Russian blogger Anton Nossik speculates on why Ryan Fogle’s attempts to recruit Russian intelligence officers seemed to be so amateurish.
Why was the American Spy such a Dunce?
In Soviet times, there was the following anecdote:
An American spends 15 years at spying school getting ready to infiltrate the deep Soviet rear. He studies the Black Earth dialects, memorizes local maps, the manner of dress and local folklore…
Finally, he is dropped off at Kostroma oblast. Burying his parachute in the woods, he walks out onto the country road and meets an elderly village woman.
“Mother, please tell me, how far is it to the village council?” the CIA agent earnestly asks her.
“But you, my dear, are an American spy,” she replies.
“We don’t have any Negroes in Kostroma oblast.”
The explanation of this latest spy story given by former GRU operative Viktor Suvorov on TV channel “Dozhd”repeats this anecdote almost word for word.
In Suvorov’s opinion, the CIA had its work cut out of them as far as human intelligence was concerned. That was because first, the lion’s share of intelligence was collected through electronic means – satellite photograph, communications interception, etc. – as opposed to from real people. Second, the most effective American agents were foreigners, spying on their own countries, who don’t need to be taught disguises or wear makeup and wigs, as their biggest disguise was a real biography and official position. As regards this, Suvorov mentioned Colonel Oleg Penkovsky, about whom he had recently written a thriller, but we can also name the fugitive Poteyev (who had uncovered an entire rezident network for the Americans) and Alexander Litvinenko, and also a great many examples from the Soviet past, including – for that matter – Suvorov himself (who says that did not cooperate with foreign intelligence services until he fled to the West, but who knows…)

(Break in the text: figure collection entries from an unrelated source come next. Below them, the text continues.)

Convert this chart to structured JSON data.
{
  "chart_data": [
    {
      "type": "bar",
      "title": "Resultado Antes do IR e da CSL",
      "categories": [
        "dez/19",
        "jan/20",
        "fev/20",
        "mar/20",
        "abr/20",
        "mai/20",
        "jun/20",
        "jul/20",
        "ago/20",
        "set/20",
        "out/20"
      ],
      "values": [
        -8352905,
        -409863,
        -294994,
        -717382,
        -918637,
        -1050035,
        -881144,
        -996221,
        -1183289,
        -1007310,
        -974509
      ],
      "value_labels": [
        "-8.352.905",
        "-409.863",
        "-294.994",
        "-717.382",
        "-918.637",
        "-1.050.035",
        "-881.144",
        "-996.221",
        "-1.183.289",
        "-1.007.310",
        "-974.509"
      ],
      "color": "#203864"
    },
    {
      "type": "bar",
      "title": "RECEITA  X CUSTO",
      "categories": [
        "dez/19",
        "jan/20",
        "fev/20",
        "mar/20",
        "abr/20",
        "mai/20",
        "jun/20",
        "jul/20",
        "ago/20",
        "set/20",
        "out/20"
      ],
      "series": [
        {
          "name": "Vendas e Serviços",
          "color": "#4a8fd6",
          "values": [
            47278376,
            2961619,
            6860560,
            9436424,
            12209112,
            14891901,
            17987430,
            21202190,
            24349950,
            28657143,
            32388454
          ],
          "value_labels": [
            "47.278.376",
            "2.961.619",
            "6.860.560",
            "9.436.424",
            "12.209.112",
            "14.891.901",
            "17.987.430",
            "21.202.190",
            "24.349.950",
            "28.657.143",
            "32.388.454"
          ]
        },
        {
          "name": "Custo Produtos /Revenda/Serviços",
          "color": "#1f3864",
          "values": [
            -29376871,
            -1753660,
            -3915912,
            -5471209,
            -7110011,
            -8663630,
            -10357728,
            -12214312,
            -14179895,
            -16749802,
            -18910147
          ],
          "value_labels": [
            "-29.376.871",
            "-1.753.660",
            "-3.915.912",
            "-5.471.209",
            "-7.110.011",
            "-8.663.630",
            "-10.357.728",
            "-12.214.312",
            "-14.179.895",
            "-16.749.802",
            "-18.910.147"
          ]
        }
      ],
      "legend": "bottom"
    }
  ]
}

I don’t know if Suvorov’s explanation is correct, but it is at least consistent with the known facts about the man with the compass and the two wigs who was caught on the outskirts of Vorontsov Park giving a reprint of a Google Translated Nigerian spam letter to a Chekist.
The only alternative suggestion that comes to my mind is that the guy was just feeling fucked over by the Moscow winter, and he found a 100% reliable means of securing himself repatriation at the government’s expense. Maybe had he left the diplomatic service on his own accord he’d have lost any compensations and insurance, whereas the State Department could not fine him for failing the mission.
julie0109: Maybe the guy wasn’t fucked over by Moscow’s winter, but by life in Moscow in general.
johnbmw [replying to above]: The true dunces are the FSB who thought up this clown show.
mezanmam [replying to julie0109]: Or maybe it was you Julie who fucked him? Go on, admit it, where was your room, what did he tell you about the Agency?
izvpadini61 [replying to julie0109]: The guy isn’t a spy, he’s a Kremlin project!